Bon - I am glad that your first chemo was uneventful.  It is truly a scary thing but with the help of the support from the forum we have all managed to get through it.  I hope that you continue to feel as well as you feel right now.  Day 3 post chemo is usually the worst for me but really all I am dealing with is being VERY tired.

I hope that you have a great SE free week!

Bon:  Yes what riley said.  My first round was bad only because I didn't realize how much water would help, and how much I needed to drink.  I was in a daze my first infusion (didn't have a port), but after 4 tx of Tax/Cytoxan and 33 rads, I can look back and say I did everything I could to kill this thing.  You will get to that point, too.  It may feel daunting now, but like the other gals have said, it is doable. 
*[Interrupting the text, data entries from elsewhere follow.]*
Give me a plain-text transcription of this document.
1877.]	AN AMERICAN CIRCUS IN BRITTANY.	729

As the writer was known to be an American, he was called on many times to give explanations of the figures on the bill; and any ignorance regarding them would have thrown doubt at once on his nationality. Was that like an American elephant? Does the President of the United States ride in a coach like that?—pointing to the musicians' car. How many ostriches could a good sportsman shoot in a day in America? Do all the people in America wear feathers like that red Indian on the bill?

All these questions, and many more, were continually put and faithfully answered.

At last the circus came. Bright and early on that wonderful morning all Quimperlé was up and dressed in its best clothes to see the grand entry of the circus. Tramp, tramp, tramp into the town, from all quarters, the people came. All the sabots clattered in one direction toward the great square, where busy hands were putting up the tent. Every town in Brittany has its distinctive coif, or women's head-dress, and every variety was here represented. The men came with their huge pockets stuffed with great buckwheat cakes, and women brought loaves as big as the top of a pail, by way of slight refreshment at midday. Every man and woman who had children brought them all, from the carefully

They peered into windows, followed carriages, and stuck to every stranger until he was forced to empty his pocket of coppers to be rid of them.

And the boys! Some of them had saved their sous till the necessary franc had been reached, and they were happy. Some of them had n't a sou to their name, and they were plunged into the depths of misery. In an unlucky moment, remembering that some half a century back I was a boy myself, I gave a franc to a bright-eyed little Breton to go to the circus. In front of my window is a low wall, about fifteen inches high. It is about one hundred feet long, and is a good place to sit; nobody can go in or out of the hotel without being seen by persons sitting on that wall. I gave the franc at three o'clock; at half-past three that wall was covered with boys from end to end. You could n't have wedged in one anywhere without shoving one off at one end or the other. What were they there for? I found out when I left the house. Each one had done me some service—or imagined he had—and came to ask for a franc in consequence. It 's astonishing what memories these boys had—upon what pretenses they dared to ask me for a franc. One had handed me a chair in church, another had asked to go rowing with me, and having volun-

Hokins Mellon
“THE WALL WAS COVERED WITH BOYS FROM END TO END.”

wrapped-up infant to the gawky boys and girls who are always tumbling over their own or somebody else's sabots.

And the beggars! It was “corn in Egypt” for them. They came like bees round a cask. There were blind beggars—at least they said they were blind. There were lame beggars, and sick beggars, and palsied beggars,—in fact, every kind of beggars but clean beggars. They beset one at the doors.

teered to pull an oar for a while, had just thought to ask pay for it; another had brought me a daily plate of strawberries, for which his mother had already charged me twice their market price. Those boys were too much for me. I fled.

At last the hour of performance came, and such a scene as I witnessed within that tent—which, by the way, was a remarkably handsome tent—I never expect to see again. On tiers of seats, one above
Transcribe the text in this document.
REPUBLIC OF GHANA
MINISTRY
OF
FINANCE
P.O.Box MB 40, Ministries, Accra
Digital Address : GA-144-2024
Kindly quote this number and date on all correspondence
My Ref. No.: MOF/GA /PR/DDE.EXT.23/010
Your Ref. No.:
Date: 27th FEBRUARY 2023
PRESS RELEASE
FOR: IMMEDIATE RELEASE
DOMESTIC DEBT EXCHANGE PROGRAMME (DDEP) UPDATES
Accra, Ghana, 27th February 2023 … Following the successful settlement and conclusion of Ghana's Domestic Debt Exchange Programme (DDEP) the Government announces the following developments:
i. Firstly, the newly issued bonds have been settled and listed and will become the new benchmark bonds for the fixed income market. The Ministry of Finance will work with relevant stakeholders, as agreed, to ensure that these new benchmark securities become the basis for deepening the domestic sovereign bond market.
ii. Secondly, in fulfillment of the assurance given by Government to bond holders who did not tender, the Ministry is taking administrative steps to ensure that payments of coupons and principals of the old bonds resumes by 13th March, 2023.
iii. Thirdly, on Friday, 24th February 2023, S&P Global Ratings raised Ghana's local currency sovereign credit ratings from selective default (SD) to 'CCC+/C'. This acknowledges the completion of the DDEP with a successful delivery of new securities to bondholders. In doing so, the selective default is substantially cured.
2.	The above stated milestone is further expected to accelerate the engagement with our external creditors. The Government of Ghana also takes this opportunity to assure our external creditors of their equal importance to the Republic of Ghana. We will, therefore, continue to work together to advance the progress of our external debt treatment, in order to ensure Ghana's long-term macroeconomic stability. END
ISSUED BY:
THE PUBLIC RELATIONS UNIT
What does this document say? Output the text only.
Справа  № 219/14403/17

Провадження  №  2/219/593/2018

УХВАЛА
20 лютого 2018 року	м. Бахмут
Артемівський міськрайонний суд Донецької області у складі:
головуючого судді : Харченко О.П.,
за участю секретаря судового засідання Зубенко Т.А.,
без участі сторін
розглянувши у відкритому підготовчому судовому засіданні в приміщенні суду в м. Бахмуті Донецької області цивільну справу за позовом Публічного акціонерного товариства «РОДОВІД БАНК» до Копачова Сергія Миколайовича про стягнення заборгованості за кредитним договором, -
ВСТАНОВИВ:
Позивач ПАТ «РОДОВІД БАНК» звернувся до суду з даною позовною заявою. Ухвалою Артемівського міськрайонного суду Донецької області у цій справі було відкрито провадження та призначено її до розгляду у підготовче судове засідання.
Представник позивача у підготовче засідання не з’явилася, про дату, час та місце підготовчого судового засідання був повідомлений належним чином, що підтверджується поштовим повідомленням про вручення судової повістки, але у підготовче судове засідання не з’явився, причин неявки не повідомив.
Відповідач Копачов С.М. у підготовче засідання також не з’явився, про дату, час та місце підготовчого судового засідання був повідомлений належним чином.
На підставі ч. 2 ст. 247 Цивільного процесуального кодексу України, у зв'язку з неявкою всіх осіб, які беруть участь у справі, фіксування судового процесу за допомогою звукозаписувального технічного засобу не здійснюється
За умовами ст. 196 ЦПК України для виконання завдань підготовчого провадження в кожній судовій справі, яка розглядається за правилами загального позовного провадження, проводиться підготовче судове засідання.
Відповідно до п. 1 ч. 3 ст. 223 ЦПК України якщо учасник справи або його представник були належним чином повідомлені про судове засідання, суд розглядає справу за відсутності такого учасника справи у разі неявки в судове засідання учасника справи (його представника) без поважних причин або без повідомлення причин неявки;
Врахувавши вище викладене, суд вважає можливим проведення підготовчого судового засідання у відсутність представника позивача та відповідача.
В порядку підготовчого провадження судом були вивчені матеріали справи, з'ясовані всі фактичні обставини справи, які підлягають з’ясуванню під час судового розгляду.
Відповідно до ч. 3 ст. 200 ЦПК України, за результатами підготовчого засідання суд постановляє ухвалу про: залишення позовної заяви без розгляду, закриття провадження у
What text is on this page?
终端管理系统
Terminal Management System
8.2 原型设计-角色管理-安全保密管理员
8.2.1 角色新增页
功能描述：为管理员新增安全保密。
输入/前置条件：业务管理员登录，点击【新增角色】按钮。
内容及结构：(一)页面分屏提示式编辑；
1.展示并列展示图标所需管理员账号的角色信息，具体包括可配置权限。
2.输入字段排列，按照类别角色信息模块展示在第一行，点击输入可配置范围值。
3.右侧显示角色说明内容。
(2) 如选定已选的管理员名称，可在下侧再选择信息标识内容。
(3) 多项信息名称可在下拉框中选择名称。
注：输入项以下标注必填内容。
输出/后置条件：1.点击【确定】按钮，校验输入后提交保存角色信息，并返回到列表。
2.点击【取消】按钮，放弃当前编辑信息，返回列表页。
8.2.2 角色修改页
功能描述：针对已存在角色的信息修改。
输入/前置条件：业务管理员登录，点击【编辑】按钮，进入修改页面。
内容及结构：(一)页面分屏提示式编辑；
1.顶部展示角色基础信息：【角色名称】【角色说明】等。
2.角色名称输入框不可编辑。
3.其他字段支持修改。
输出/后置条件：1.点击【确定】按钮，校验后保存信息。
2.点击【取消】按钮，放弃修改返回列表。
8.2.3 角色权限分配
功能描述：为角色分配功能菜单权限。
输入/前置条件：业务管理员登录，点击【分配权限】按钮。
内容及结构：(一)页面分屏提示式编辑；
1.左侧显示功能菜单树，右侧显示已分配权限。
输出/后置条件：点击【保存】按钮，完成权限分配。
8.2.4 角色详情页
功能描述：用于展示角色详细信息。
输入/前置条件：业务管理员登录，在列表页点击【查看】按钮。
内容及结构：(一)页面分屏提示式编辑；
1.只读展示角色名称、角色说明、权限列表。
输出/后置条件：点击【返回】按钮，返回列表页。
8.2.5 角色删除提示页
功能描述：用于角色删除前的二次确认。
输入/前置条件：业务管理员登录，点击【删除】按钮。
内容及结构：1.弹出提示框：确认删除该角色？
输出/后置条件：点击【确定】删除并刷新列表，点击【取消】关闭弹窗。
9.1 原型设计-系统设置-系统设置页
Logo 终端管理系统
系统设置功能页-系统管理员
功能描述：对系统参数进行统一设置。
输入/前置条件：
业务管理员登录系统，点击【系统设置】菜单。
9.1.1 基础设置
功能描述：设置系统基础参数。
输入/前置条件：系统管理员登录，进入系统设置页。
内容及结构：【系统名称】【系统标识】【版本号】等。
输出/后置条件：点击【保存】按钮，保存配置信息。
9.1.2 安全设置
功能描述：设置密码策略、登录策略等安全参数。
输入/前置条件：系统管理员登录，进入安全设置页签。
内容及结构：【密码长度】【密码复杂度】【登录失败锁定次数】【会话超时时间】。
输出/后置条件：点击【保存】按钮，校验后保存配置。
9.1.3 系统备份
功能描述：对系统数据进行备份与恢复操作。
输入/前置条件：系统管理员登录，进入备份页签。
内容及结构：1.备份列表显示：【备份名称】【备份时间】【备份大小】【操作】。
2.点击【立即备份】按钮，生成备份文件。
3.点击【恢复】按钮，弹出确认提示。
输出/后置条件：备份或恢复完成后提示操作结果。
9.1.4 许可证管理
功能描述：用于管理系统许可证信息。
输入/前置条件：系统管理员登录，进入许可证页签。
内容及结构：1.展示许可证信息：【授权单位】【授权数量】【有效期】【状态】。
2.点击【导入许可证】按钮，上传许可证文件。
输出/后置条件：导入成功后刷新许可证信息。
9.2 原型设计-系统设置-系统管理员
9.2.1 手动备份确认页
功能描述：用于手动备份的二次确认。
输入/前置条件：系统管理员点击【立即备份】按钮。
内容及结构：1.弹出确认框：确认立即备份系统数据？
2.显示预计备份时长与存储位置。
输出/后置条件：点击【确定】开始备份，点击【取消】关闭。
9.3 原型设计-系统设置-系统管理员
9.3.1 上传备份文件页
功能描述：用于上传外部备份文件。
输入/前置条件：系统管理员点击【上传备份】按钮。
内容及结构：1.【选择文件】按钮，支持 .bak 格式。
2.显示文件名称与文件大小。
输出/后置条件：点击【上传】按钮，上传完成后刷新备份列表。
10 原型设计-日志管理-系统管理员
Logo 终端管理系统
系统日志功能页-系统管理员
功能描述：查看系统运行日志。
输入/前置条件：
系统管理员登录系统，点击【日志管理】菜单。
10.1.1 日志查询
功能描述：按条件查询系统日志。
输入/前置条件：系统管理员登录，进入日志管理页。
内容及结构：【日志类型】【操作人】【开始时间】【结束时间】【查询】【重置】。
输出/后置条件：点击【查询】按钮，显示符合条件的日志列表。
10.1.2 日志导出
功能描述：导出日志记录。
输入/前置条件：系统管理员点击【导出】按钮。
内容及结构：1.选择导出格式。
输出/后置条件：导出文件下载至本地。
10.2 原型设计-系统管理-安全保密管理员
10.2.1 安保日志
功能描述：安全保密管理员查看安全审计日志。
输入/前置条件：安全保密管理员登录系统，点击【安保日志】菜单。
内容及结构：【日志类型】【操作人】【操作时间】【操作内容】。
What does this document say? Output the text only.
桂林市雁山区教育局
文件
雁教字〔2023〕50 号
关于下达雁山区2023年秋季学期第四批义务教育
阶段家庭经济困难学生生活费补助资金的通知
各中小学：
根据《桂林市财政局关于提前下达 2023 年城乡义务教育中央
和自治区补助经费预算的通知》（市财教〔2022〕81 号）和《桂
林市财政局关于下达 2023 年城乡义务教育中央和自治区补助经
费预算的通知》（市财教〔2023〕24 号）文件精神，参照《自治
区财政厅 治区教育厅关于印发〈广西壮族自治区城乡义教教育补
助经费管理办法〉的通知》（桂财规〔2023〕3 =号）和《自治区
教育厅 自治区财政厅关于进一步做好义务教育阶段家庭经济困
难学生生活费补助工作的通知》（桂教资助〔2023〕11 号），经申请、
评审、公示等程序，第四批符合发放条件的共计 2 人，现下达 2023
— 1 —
I've worried about my elderly mom, 2,000 miles away, throughout.  I handle her finances and try to explain billing and such to her.  I didn't always feel like chatting on the phone the past few months.  It's great you are able to help her, but you may need to reach out for others to share your load now.  It's not weakness.  You need to conserve strength.  

So glad to hear your first treatment went well; you have the worst of it behind you now, the dreaded unknown. I'd third (or forth?) the recommendation on drinking lots of water. Water tasted bad to me, that sounds strange, but it did, I used flavoring packets or what-ever I had to so I would drink plenty. I'm sorry to hear about your mom, I hope all goes well on Monday.

Mild nausea can be one of the first signs you're getting dehydrated. I made the mistake at first of NOT drinking anything for fear of making the nausea worse and then almost passed out, but my chemo nurse set me straight when I told her about it. Have a drink and see if you feel better within 15-30 minutes. If you do, drink some more, you're on the right track.